Chances are, this robber was looking for an easy meal. Criminals are predators. They prey off of people and will use whatever means of violence they have to exert that influence. It’s a pretty easy equation to figure out.
He was expecting an easy meal and when that meal had a will to run and another person had the will to fight to defend that first victim, he knew there wouldn’t be any such thing happening.
Most of the criminal stories we follow tend to follow a similar suit: a criminal runs into resistance. By the initiation of force, they’re already willing to take that force to the farthest extent: deadly force.
And while a lot of police officers will recommend that the victim just roll over and play dead, they are neither morally nor ethically justified in that statement.
It’s your life. You’re allowed to fight back or flee. If you see someone else fleeing, calling for help, you’re allowed to protect that person’s life.
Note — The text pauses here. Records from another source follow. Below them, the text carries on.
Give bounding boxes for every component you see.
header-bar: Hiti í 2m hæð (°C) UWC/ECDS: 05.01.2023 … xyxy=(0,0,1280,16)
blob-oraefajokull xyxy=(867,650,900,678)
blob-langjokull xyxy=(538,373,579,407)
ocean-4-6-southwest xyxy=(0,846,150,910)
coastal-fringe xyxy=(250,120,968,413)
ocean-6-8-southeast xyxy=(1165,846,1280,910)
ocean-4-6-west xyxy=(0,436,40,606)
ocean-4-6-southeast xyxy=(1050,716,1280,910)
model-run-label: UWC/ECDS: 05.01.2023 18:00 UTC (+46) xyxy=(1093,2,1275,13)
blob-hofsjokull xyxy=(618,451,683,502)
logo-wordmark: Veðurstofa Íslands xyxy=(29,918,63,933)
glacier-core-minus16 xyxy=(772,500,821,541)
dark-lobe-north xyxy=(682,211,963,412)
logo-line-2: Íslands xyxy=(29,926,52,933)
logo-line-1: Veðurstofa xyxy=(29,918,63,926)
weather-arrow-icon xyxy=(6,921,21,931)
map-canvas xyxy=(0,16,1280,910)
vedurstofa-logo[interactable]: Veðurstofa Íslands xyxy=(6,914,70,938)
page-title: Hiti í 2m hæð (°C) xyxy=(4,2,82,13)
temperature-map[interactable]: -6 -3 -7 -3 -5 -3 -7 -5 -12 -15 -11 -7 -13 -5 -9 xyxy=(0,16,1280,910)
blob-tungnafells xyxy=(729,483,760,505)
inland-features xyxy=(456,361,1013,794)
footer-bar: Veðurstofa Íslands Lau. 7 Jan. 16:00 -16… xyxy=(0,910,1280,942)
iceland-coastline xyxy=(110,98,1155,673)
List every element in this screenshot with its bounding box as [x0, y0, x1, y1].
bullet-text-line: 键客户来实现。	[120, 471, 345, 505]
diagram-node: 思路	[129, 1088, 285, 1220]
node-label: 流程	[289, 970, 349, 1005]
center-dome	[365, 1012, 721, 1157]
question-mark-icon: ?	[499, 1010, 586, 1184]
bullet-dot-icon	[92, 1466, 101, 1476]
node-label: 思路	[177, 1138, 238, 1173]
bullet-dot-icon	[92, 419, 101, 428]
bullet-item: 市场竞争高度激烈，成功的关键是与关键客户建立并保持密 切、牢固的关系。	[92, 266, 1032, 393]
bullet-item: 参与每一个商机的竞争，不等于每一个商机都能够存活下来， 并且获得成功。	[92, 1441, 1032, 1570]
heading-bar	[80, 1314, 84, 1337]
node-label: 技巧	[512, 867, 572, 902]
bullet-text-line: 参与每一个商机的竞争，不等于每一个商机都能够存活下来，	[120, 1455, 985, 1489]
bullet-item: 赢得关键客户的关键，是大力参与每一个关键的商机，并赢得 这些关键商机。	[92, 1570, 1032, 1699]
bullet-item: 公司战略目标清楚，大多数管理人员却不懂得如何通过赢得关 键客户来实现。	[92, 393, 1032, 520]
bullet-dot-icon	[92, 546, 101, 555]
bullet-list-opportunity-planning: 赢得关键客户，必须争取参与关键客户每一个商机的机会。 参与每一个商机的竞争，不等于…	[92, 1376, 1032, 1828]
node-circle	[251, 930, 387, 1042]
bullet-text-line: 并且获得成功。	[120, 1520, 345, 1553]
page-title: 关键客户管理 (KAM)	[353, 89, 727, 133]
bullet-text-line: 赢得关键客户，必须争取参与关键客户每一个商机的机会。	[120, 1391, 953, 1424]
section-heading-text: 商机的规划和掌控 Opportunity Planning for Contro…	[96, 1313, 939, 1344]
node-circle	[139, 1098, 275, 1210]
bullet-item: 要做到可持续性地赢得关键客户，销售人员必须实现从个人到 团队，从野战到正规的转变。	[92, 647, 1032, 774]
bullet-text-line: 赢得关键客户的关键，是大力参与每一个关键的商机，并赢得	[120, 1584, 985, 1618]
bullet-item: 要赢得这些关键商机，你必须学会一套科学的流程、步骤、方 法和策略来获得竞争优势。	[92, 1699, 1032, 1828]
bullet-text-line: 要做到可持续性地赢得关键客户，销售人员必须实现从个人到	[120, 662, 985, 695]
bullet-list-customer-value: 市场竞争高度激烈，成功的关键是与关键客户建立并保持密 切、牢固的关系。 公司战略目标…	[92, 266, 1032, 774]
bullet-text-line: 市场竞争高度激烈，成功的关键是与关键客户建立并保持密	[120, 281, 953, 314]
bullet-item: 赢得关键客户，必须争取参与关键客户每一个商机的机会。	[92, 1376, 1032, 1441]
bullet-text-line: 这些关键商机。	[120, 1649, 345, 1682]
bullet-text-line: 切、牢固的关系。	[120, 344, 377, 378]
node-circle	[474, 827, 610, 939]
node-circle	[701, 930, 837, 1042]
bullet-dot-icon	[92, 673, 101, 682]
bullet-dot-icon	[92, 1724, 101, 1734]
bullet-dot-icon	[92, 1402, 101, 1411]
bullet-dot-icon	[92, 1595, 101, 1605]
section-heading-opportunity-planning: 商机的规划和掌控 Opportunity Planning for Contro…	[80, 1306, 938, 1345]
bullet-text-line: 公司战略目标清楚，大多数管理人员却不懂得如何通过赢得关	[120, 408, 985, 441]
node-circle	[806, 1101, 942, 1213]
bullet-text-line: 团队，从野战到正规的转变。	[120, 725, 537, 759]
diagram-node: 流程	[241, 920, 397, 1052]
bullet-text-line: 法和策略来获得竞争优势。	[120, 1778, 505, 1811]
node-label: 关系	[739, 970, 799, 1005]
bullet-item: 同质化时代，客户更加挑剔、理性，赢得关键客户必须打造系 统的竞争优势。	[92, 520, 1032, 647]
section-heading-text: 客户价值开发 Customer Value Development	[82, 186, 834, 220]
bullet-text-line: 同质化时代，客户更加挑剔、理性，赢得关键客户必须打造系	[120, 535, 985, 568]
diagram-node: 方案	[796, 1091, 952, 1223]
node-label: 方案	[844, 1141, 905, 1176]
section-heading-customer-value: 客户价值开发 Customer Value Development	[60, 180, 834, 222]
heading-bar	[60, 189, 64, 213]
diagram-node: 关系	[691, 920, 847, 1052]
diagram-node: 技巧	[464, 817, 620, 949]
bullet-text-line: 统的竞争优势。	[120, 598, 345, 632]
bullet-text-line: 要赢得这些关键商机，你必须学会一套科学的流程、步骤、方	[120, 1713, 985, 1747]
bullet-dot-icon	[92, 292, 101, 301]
The use of deadly force in that situation is something that’s determined by the person stepping into that debacle.
Seeing a person running down the street, screaming for help, pursued by a man brandishing a gun and pointed at them, gives a clear indication that this is not a consenting act.
Sure, we’re getting a little too philosophical with this scenario. What it boils down to: a good guy with a gun was ready, willing, and able to stand up to a bad guy. And, in a turn of events, it just so happened his gun jammed.
As a gun owner or concealed carrier, it’s a good idea to get familiar with remedial action drills. These are drills you can practice at the range that get you used to getting a bad round out of the chamber and a good round in.
And, as always, carry everyday, everywhere. You never know when you’re going to need it.